Sunday night, College sophomores Cornelius Range and Adam Hamilton resigned from their seats on the Undergraduate Assembly. College juniors Rico Moorer and Michael Chen, the next two highest vote-getters from last spring’s election, will step up to replace them.
In describing the reasoning behind their resignations, Range and Hamilton both said they felt the UA was not an effective way to generate change on campus.
“I felt as if the UA was holding me back,” said Range. “The culture isn’t conducive to change.”
He added that many of the projects the group takes on “don’t come to fruition.”
Hamilton agreed with Range’s assessment, but went on to criticize UA members’ motivations, calling them a “group of people with a high sense of superiority.”
“People try to join the UA on the idea that they have access to the administration,” he explained, but he has found that he can have that access without being a member. “It wastes a lot of time.”
He added that UA meetings are unproductive — “it’s really just one club of people that get together and argue over minutiae” — particularly citing last semester’s internal UA elections, which lasted several days.
“I could write a proposal and present it for the UA, but logically, that doesn’t really do anything,” Hamilton said. “I didn’t want to waste my Sunday nights.”
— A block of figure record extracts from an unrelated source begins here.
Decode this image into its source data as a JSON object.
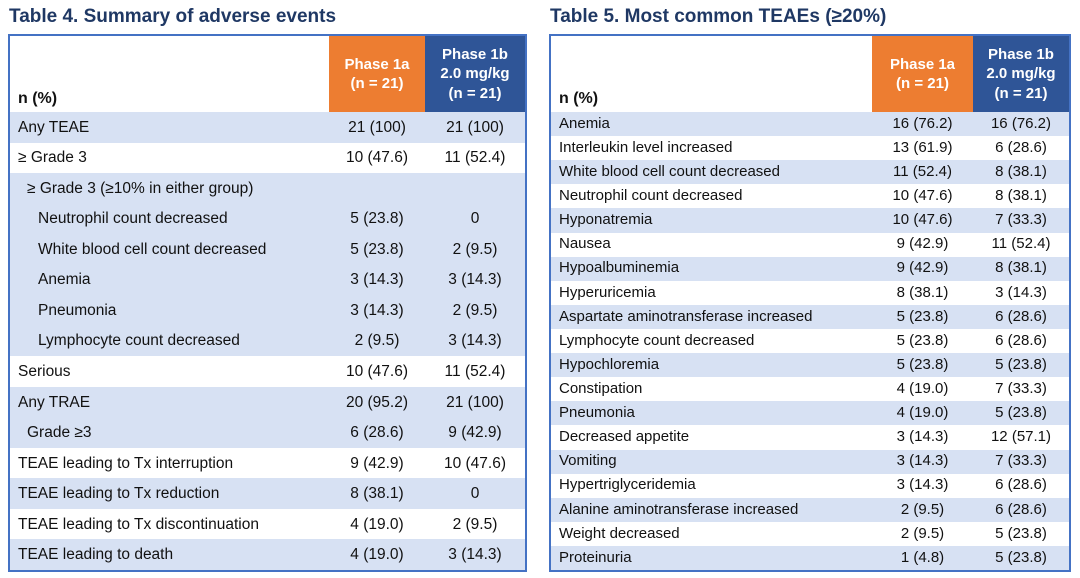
{
  "colors": {
    "title": "#1F3864",
    "orange_header": "#ED7D31",
    "blue_header": "#2F5597",
    "row_shade": "#D7E1F3",
    "border": "#4472C4",
    "text": "#111111"
  },
  "tables": [
    {
      "id": "summary-of-adverse-events",
      "title": "Table 4. Summary of adverse events",
      "columns": {
        "label": "n (%)",
        "phase1a": "Phase 1a\n(n = 21)",
        "phase1b": "Phase 1b\n2.0 mg/kg\n(n = 21)"
      },
      "rows": [
        {
          "label": "Any TEAE",
          "phase1a": "21 (100)",
          "phase1b": "21 (100)",
          "shaded": true,
          "indent": 0
        },
        {
          "label": "≥ Grade 3",
          "phase1a": "10 (47.6)",
          "phase1b": "11 (52.4)",
          "shaded": false,
          "indent": 0
        },
        {
          "label": "≥ Grade 3 (≥10% in either group)",
          "phase1a": "",
          "phase1b": "",
          "shaded": true,
          "indent": 1
        },
        {
          "label": "Neutrophil count decreased",
          "phase1a": "5 (23.8)",
          "phase1b": "0",
          "shaded": true,
          "indent": 2
        },
        {
          "label": "White blood cell count decreased",
          "phase1a": "5 (23.8)",
          "phase1b": "2 (9.5)",
          "shaded": true,
          "indent": 2
        },
        {
          "label": "Anemia",
          "phase1a": "3 (14.3)",
          "phase1b": "3 (14.3)",
          "shaded": true,
          "indent": 2
        },
        {
          "label": "Pneumonia",
          "phase1a": "3 (14.3)",
          "phase1b": "2 (9.5)",
          "shaded": true,
          "indent": 2
        },
        {
          "label": "Lymphocyte count decreased",
          "phase1a": "2 (9.5)",
          "phase1b": "3 (14.3)",
          "shaded": true,
          "indent": 2
        },
        {
          "label": "Serious",
          "phase1a": "10 (47.6)",
          "phase1b": "11 (52.4)",
          "shaded": false,
          "indent": 0
        },
        {
          "label": "Any TRAE",
          "phase1a": "20 (95.2)",
          "phase1b": "21 (100)",
          "shaded": true,
          "indent": 0
        },
        {
          "label": "Grade ≥3",
          "phase1a": "6 (28.6)",
          "phase1b": "9 (42.9)",
          "shaded": true,
          "indent": 1
        },
        {
          "label": "TEAE leading to Tx interruption",
          "phase1a": "9 (42.9)",
          "phase1b": "10 (47.6)",
          "shaded": false,
          "indent": 0
        },
        {
          "label": "TEAE leading to Tx reduction",
          "phase1a": "8 (38.1)",
          "phase1b": "0",
          "shaded": true,
          "indent": 0
        },
        {
          "label": "TEAE leading to Tx discontinuation",
          "phase1a": "4 (19.0)",
          "phase1b": "2 (9.5)",
          "shaded": false,
          "indent": 0
        },
        {
          "label": "TEAE leading to death",
          "phase1a": "4 (19.0)",
          "phase1b": "3 (14.3)",
          "shaded": true,
          "indent": 0
        }
      ]
    },
    {
      "id": "most-common-teaes",
      "title": "Table 5. Most common TEAEs (≥20%)",
      "columns": {
        "label": "n (%)",
        "phase1a": "Phase 1a\n(n = 21)",
        "phase1b": "Phase 1b\n2.0 mg/kg\n(n = 21)"
      },
      "rows": [
        {
          "label": "Anemia",
          "phase1a": "16 (76.2)",
          "phase1b": "16 (76.2)",
          "shaded": true,
          "indent": 0
        },
        {
          "label": "Interleukin level increased",
          "phase1a": "13 (61.9)",
          "phase1b": "6 (28.6)",
          "shaded": false,
          "indent": 0
        },
        {
          "label": "White blood cell count decreased",
          "phase1a": "11 (52.4)",
          "phase1b": "8 (38.1)",
          "shaded": true,
          "indent": 0
        },
        {
          "label": "Neutrophil count decreased",
          "phase1a": "10 (47.6)",
          "phase1b": "8 (38.1)",
          "shaded": false,
          "indent": 0
        },
        {
          "label": "Hyponatremia",
          "phase1a": "10 (47.6)",
          "phase1b": "7 (33.3)",
          "shaded": true,
          "indent": 0
        },
        {
          "label": "Nausea",
          "phase1a": "9 (42.9)",
          "phase1b": "11 (52.4)",
          "shaded": false,
          "indent": 0
        },
        {
          "label": "Hypoalbuminemia",
          "phase1a": "9 (42.9)",
          "phase1b": "8 (38.1)",
          "shaded": true,
          "indent": 0
        },
        {
          "label": "Hyperuricemia",
          "phase1a": "8 (38.1)",
          "phase1b": "3 (14.3)",
          "shaded": false,
          "indent": 0
        },
        {
          "label": "Aspartate aminotransferase increased",
          "phase1a": "5 (23.8)",
          "phase1b": "6 (28.6)",
          "shaded": true,
          "indent": 0
        },
        {
          "label": "Lymphocyte count decreased",
          "phase1a": "5 (23.8)",
          "phase1b": "6 (28.6)",
          "shaded": false,
          "indent": 0
        },
        {
          "label": "Hypochloremia",
          "phase1a": "5 (23.8)",
          "phase1b": "5 (23.8)",
          "shaded": true,
          "indent": 0
        },
        {
          "label": "Constipation",
          "phase1a": "4 (19.0)",
          "phase1b": "7 (33.3)",
          "shaded": false,
          "indent": 0
        },
        {
          "label": "Pneumonia",
          "phase1a": "4 (19.0)",
          "phase1b": "5 (23.8)",
          "shaded": true,
          "indent": 0
        },
        {
          "label": "Decreased appetite",
          "phase1a": "3 (14.3)",
          "phase1b": "12 (57.1)",
          "shaded": false,
          "indent": 0
        },
        {
          "label": "Vomiting",
          "phase1a": "3 (14.3)",
          "phase1b": "7 (33.3)",
          "shaded": true,
          "indent": 0
        },
        {
          "label": "Hypertriglyceridemia",
          "phase1a": "3 (14.3)",
          "phase1b": "6 (28.6)",
          "shaded": false,
          "indent": 0
        },
        {
          "label": "Alanine aminotransferase increased",
          "phase1a": "2 (9.5)",
          "phase1b": "6 (28.6)",
          "shaded": true,
          "indent": 0
        },
        {
          "label": "Weight decreased",
          "phase1a": "2 (9.5)",
          "phase1b": "5 (23.8)",
          "shaded": false,
          "indent": 0
        },
        {
          "label": "Proteinuria",
          "phase1a": "1 (4.8)",
          "phase1b": "5 (23.8)",
          "shaded": true,
          "indent": 0
        }
      ]
    }
  ]
}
While College junior and UA chairman Alec Webley acknowledged Range’s and Hamilton’s concerns that “you can’t make radical, sort of overwhelming change very quickly,” he said he “respectfully” disagrees.
“I firmly believe that there is nothing at Penn that the UA cannot do,” he said.
Ultimately, Webley attributed the resignations to a change in interests.
“What they really wanted to do at Penn wasn’t the UA,” he said. “They’ll both be dearly missed, and I can say absolutely … they both expressed a lot of satisfaction with the direction in which the body was going.”
Range and Hamilton, who are also roommates, elected to resign together to take on more activist-like roles on campus, fighting specifically for increased enrollment of low-income and minority students through Project Butterfly, a grassroots effort to mobilize students established by Range.
Range also wants to decrease the accessibility of alcohol through this movement, though Hamilton said this was not his priority.
Although Chen and Moorer both expressed excitement about filling the newly vacated positions, Moorer — better known as “DJ Rico” — acknowledged that “there’s only so much you can do in the UA.”
“I don’t have any illusions that I’m going to completely restructure Penn,” he said. Still, “there’s a lot of little things I can do on the UA that I wouldn’t be able to do were I not [in the body].”
Chen, a former associate (or non-voting) UA member, said he looks forward to representing the ideas of other associate members.
And Webley said the body is pleased with the additions.
“We’re all very pleased that the UA will now have its own DJ,” he said.